Indexing for Performance
When filtering by intervals, ensure your queries can use indexes:
-- Index-friendly (uses index on created_at)
CREATE INDEX idx_logs_created ON application_logs(created_at);
SELECT * FROM application_logs
WHERE created_at > NOW() - INTERVAL '7 days';
-- NOT index-friendly (function on indexed column)

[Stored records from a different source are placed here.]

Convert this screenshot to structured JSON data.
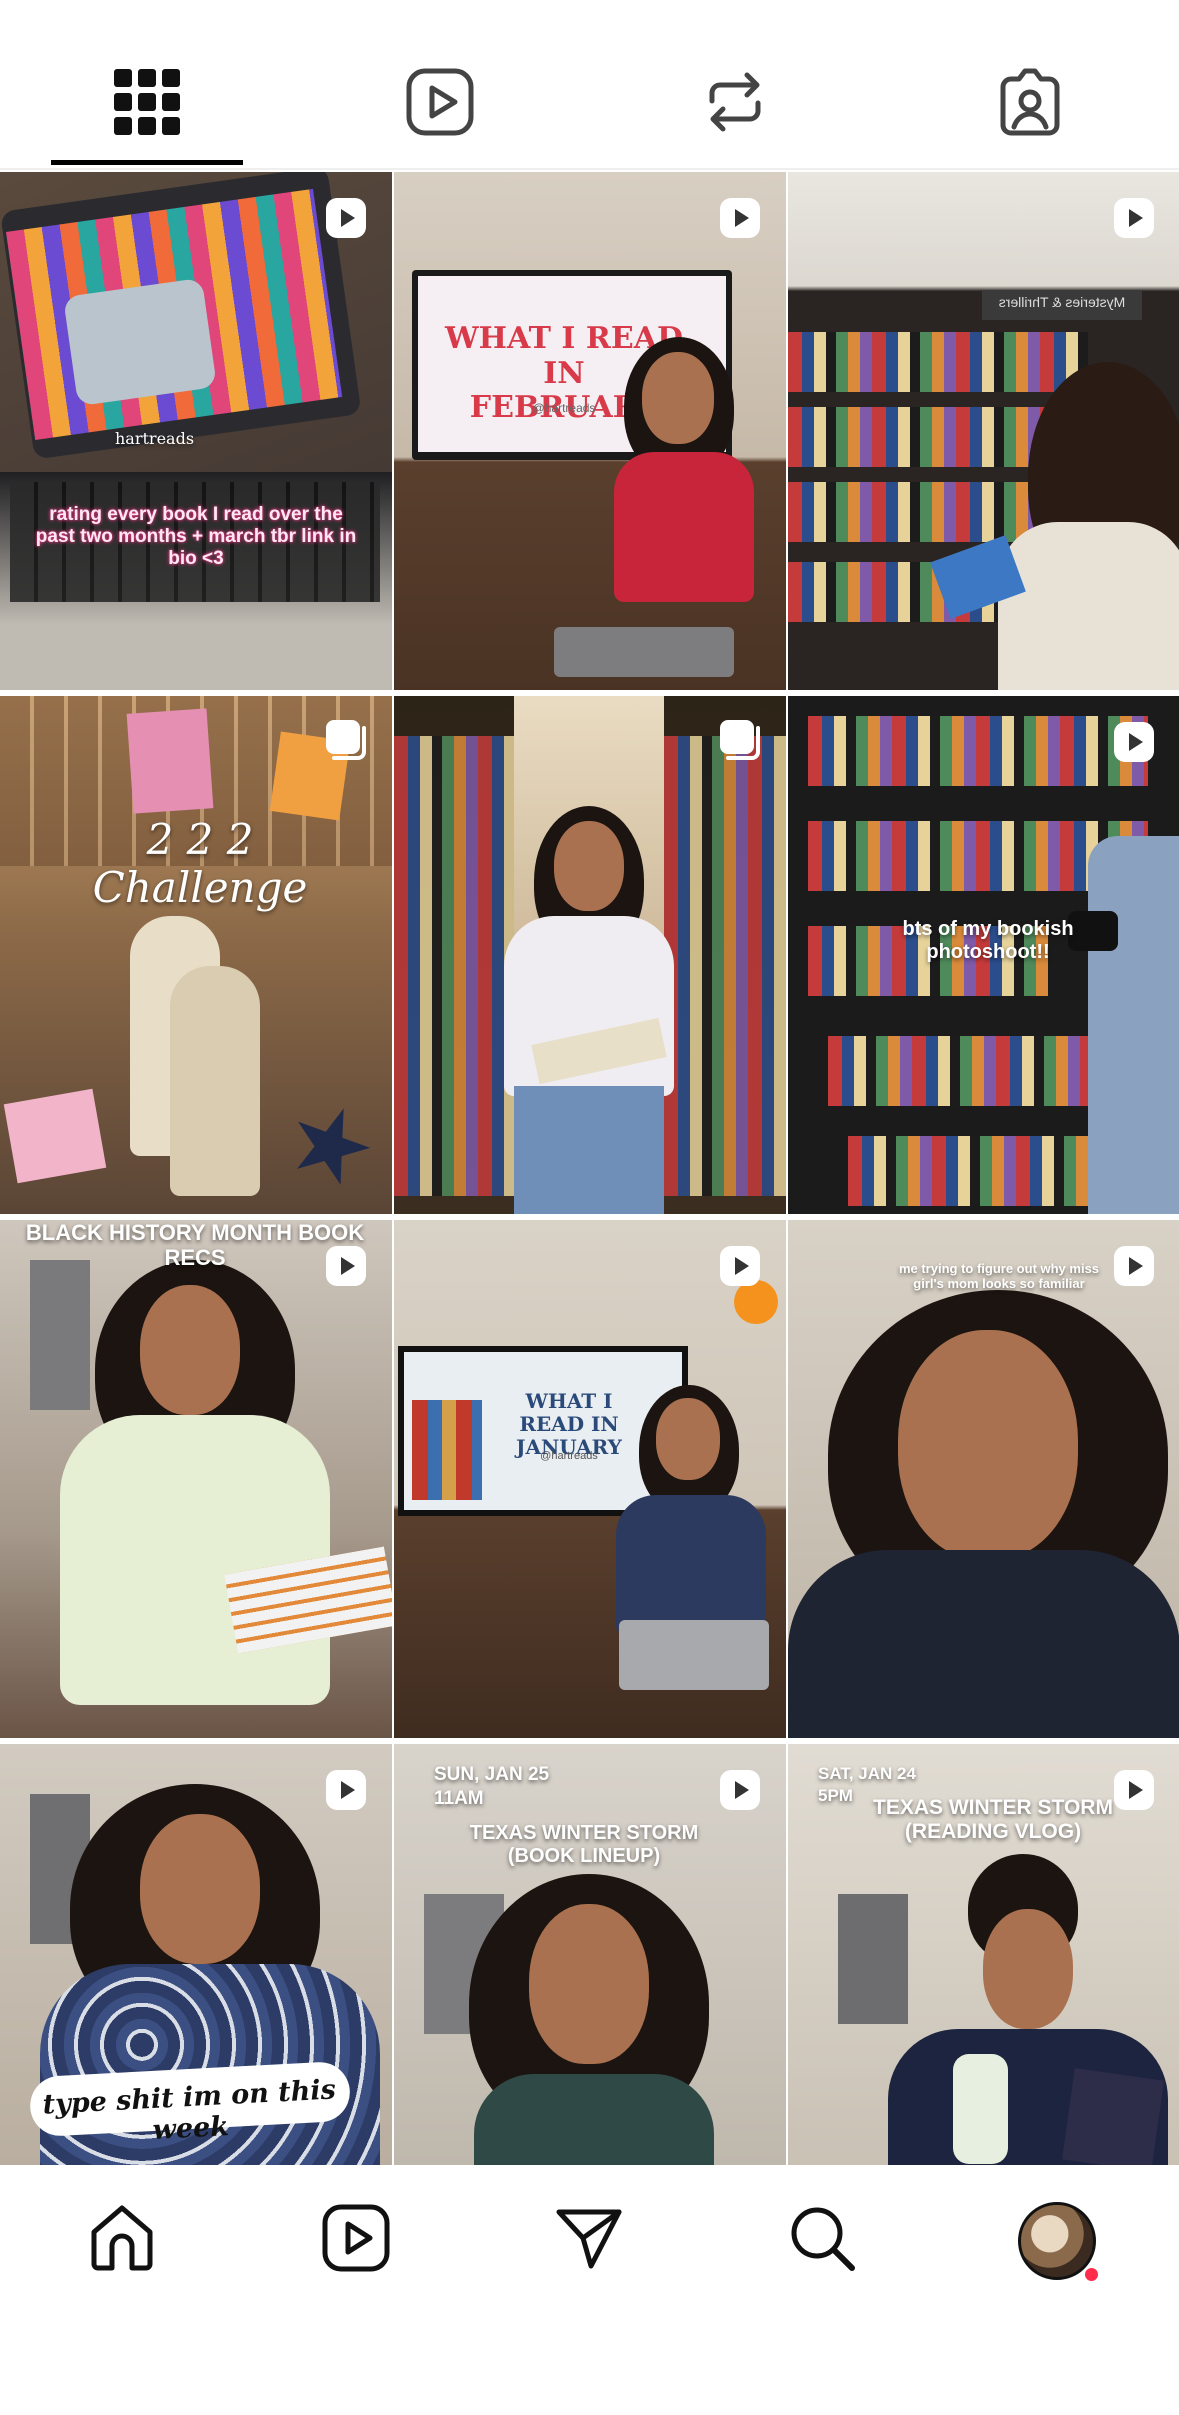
{
  "tabs": [
    {
      "name": "posts-grid",
      "icon": "grid-icon",
      "active": true
    },
    {
      "name": "reels",
      "icon": "reels-icon",
      "active": false
    },
    {
      "name": "reposts",
      "icon": "repost-icon",
      "active": false
    },
    {
      "name": "tagged",
      "icon": "tagged-user-icon",
      "active": false
    }
  ],
  "grid": {
    "posts": [
      {
        "type": "reel",
        "caption": "rating every book I read over the past two months + march tbr link in bio <3",
        "overlay": "hartreads"
      },
      {
        "type": "reel",
        "caption": "",
        "overlay": "WHAT I READ IN FEBRUARY",
        "overlay_sub": "@hartreads"
      },
      {
        "type": "reel",
        "caption": "",
        "overlay": "Mysteries & Thrillers"
      },
      {
        "type": "carousel",
        "caption": "",
        "overlay": "2 2 2 Challenge"
      },
      {
        "type": "carousel",
        "caption": ""
      },
      {
        "type": "reel",
        "caption": "bts of my bookish photoshoot!!"
      },
      {
        "type": "reel",
        "caption": "BLACK HISTORY MONTH BOOK RECS"
      },
      {
        "type": "reel",
        "caption": "",
        "overlay": "WHAT I READ IN JANUARY",
        "overlay_sub": "@hartreads"
      },
      {
        "type": "reel",
        "caption": "me trying to figure out why miss girl's mom looks so familiar"
      },
      {
        "type": "reel",
        "caption": "type shit im on this week"
      },
      {
        "type": "reel",
        "date": "SUN, JAN 25",
        "time": "11AM",
        "caption": "TEXAS WINTER STORM (BOOK LINEUP)"
      },
      {
        "type": "reel",
        "date": "SAT, JAN 24",
        "time": "5PM",
        "caption": "TEXAS WINTER STORM (READING VLOG)"
      }
    ]
  },
  "bottom_nav": [
    {
      "name": "home",
      "icon": "home-icon"
    },
    {
      "name": "reels",
      "icon": "reels-icon"
    },
    {
      "name": "direct-messages",
      "icon": "send-icon"
    },
    {
      "name": "search",
      "icon": "search-icon"
    },
    {
      "name": "profile",
      "icon": "avatar"
    }
  ],
  "colors": {
    "accent": "#000000",
    "notification_dot": "#ff2c4c",
    "background": "#ffffff"
  }
}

SELECT * FROM application_logs
WHERE NOW() - created_at < INTERVAL '7 days'; -- Avoid this pattern
Always put the interval arithmetic on the constant side of the comparison, not on the column side.
Precision Matters
INTERVAL stores microsecond precision. For performance-critical comparisons, consider if you need that precision:
-- If you only need day precision, truncate timestamps
SELECT * FROM events
WHERE DATE_TRUNC('day', event_time) = CURRENT_DATE - INTERVAL '1 day';
INTERVAL is one of PostgreSQL’s most powerful features for time-based logic. Master it, and you’ll write cleaner, more maintainable code for scheduling, reporting, and data lifecycle management.